The key to the model's success is the quality of astronomical data available to theoreticians. As time goes on, astronomers’ data improves, allowing better estimates of the overall viscosity of the universe. The better the estimates of data relevant to the entire universe, the better cosmologists and physicists will be able to follow the eddies and vortexes in the "chocolate syrup" universe as they evolve through time. Scientists hope that the new method may yield some good results in a decade or two, and in particular shed more light on one of the most prominent theories in cosmology: cosmic inflation, a theory proposed in 1980 by Alan Guth, and substantiated with observations earlier this year. Most cosmologists and astronomers are now convinced that the theory is correct and that the universe experienced an early period of exponential growth, which ended at some point. But the parameters of this model are still not known with precision, and how inflation starts and ends is a persistent mystery in physics.

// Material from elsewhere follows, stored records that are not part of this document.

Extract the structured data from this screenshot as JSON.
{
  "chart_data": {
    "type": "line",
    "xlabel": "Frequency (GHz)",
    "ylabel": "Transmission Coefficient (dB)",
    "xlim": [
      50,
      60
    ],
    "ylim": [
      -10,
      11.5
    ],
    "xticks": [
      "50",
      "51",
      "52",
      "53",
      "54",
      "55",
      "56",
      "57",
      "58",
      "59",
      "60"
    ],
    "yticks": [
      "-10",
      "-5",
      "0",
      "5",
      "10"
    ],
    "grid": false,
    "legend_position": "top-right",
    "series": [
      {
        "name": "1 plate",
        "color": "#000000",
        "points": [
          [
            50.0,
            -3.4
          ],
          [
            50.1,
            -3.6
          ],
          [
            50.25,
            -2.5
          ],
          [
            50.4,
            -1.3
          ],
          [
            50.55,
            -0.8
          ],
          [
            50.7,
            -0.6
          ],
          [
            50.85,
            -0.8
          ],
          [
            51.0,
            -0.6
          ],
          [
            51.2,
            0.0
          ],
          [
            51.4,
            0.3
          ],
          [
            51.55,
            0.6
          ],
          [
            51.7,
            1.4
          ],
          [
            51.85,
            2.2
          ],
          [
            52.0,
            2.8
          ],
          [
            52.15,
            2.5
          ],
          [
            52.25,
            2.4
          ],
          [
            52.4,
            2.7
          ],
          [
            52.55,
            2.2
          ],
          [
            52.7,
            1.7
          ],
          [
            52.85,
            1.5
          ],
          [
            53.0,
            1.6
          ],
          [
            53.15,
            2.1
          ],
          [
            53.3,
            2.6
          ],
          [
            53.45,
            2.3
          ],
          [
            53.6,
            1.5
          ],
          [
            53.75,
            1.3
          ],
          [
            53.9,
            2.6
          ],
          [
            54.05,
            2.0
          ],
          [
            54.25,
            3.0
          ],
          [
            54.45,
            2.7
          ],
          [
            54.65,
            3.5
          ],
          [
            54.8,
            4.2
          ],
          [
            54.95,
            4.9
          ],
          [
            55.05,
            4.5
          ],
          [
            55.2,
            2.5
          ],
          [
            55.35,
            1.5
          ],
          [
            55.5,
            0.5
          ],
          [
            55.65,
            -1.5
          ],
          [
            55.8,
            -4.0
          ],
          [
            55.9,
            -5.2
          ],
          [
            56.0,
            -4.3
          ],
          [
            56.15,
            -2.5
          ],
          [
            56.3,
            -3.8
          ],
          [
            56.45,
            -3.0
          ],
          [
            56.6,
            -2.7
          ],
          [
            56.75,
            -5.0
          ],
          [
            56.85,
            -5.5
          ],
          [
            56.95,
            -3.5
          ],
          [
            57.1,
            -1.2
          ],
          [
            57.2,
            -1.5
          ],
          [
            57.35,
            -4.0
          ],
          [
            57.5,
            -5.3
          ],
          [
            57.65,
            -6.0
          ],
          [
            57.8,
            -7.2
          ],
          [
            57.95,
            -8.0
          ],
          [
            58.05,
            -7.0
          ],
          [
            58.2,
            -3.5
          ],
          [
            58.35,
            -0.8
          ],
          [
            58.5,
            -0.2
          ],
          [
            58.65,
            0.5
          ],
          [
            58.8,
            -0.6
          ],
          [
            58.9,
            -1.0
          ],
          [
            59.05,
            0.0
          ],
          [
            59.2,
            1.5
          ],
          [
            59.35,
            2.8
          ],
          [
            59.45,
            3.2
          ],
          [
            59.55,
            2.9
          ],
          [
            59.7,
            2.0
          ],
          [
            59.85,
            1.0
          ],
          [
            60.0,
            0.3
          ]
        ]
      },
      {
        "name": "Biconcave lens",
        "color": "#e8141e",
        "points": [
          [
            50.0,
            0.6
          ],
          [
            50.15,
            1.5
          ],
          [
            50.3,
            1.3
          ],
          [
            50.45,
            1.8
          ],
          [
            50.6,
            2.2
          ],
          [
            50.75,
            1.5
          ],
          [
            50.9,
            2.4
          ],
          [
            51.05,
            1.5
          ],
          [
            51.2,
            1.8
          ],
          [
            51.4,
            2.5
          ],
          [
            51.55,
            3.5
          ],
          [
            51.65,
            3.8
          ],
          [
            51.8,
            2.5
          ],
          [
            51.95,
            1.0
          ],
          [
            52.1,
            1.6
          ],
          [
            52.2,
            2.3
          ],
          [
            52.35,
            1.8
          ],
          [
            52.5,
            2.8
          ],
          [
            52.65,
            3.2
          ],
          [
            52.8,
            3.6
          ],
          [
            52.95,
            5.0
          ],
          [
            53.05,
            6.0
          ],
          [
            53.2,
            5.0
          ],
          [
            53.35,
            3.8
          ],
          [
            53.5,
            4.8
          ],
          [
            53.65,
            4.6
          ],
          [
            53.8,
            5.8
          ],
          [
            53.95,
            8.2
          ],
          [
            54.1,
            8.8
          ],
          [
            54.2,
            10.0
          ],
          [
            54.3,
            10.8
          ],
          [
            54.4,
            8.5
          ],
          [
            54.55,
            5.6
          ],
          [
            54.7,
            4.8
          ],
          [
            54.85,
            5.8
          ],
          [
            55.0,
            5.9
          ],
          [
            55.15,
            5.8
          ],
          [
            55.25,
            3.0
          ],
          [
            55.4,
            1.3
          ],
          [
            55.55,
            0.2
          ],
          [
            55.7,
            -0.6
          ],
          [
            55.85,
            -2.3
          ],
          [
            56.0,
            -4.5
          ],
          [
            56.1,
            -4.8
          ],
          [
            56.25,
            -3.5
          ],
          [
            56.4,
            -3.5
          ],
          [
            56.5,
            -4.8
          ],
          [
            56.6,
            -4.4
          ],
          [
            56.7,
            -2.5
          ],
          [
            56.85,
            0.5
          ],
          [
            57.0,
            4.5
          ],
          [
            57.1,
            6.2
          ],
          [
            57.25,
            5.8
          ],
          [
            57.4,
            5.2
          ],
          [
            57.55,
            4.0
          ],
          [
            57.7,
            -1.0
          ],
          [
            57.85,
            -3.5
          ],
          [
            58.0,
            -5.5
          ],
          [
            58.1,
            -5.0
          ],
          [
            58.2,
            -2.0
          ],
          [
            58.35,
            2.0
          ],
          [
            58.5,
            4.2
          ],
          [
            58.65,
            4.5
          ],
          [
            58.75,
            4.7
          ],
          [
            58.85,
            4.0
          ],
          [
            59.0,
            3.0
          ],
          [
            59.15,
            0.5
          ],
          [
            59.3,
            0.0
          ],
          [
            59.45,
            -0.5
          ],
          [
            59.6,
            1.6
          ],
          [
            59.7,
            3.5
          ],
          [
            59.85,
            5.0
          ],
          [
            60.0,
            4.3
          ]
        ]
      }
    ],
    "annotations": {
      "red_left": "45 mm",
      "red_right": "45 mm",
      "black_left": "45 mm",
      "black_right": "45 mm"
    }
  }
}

The "effective field theory" approach can possibly be taken even further — perhaps shedding light on what caused the Big Bang itself. To understand why, you first have to examine turbulence itself. Turbulence can be either classical (as in the present approach to cosmology), or quantum. In quantum turbulence, the vorticity is quantized: it can only assume certain quantum levels of energy. Think of a tornado that can only spin around at precisely-specified angular speeds, without ever taking any angular velocity in between them: say, the winds at 100 feet from the eye of the twister can move at only 80, 100, or 120 miles per hour and all other speeds are prohibited. Quantum turbulence occurs in superfluids, such as liquid helium, at a temperature barely above absolute zero. Can we get a glimpse of the Big Bang through this kind of a milieu? The Big Bang is believed to have been a quantum event. Because the entire universe was somehow "condensed" into a space the size of a tiny particle, quantum mechanics had to have played a powerful role in its evolution through the Big Bang. We know that the temperature of the Big Bang was in the many trillions of degrees range, and the universe has been cooling since then, to its present temperature (the cosmic microwave background radiation) of 2.73 degrees Kelvin. But, was the pre-Big Bang temperature absolute zero or thereabouts? If so, insights from a Bose-Einstein condensate, a quantum system that exists at close to absolute zero, may be valid. And could a quantum vortex materializing in this setting have caused the Big Bang?* By studying the properties of quantum vortexes, cosmologists may gain insights about this mysterious event. And hydrological models of the universe’s evolution may someday reveal how a quantum tornado twisting in a primordial icy medium exploded into the "chocolate syrup" universe we now inhabit. _____________________ *This is my own speculation.